New York, 8 novembre 2023 – Les autorités sri-lankaises doivent immédiatement abandonner toute enquête sur les journalistes tamouls indépendants Punniyamoorthy Sasikaran et Valasingham Krishnakumar en représailles à leurs reportages et leur permettre de travailler sans ingérence, a déclaré mercredi le Comité pour la protection des journalistes.

Le 28 octobre, un policier a interrogé séparément Sasikaran et Krishnakumar à leur domicile dans le district de Batticaloa, à l’est du Sri Lanka, à la suite de leurs reportages sur une manifestation du 8 octobre, selon le groupe de défense Journalistes pour la Démocratie au Sri Lanka et les journalistes, qui ont parlé avec le CPJ.

La manifestation, qui coïncidait avec la visite du président Ranil Wickremesinghe à Batticaloa, a réuni des centaines de fermiers et d’activistes manifestant contre des saisies foncières présumées soutenues par l’État par des colons sinhala. Sasikaran a couvert les événements pour le diffuseur basé au Royaume-Uni IBC Tamil et la plateforme d’actualités numériques BATTIMIRROR, tandis que Krishnakumar a travaillé pour les sites Web privés Maddu News et Samugam Media.

Le policier a interrogé Sasikaran et Krishnakumar sur leurs antécédents personnels et journalistiques, ainsi que sur ce qui s’était passé lors de la manifestation, pendant environ deux heures et demie et une heure et quinze minutes, respectivement, ont déclaré les journalistes au CPJ.

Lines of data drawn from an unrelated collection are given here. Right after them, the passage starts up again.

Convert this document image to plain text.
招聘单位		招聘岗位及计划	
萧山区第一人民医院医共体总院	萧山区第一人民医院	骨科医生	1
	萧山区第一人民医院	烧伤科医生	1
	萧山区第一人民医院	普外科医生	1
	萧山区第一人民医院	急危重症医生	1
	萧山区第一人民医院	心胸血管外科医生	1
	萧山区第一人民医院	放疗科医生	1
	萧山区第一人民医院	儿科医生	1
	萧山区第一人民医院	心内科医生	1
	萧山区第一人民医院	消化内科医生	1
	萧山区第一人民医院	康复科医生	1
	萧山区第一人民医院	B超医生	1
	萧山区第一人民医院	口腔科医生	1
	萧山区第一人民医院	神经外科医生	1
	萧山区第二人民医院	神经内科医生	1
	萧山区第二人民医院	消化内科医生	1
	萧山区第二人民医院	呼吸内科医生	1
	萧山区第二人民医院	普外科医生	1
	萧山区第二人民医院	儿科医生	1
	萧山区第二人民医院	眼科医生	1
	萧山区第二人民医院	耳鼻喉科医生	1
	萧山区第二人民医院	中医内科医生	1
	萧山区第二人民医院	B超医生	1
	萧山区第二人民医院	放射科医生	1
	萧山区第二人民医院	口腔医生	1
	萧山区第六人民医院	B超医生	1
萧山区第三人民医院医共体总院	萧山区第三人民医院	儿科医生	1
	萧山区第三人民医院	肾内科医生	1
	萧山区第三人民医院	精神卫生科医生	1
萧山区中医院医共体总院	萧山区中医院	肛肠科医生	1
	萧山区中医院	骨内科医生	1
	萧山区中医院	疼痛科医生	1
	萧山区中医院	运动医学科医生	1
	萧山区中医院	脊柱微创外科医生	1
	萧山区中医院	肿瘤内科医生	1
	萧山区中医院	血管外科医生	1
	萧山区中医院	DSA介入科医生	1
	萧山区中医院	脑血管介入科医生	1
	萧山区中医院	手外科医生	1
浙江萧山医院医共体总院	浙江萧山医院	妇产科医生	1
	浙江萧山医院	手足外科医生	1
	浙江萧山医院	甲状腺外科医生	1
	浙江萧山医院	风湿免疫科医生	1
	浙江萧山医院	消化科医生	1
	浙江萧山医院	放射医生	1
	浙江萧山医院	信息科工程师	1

Il leur a ordonné de signer des déclarations écrites de leur témoignage et les a informés qu’ils étaient nommés dans une enquête criminelle en lien avec la manifestation, ainsi que plusieurs fermiers, hommes politiques et militants, et devaient comparaître devant la Cour du magistrat d’Eravur le 17 novembre. Ni Sasikaran ni Krishnakumar n’avaient reçu de convocation écrite ou de copie d’un rapport de police détaillant les accusations précises portées contre eux au 8 novembre, ont-ils déclaré.

« Les autorités sri-lankaises doivent cesser immédiatement toutes les formes de représailles contre les journalistes Punniyamoorthy Sasikaran et Valasingham Krishnakumar et veiller à ce qu’ils puissent faire leur reportage librement », a déclaré Beh Lih Yi, coordinateur du programme Asie du CPJ. « Le gouvernement doit mettre fin au harcèlement constant visant les journalistes tamouls qui couvrent les violations des droits de l’homme touchant leur communauté. »

Après la guerre civile sri-lankaise de 26 ans qui s’est terminée en 2009, des tensions ethniques persistent entre les Sinhala, le groupe ethnique majoritaire du pays, et les Tamouls, qui ont subi une discrimination systématique dans le pays.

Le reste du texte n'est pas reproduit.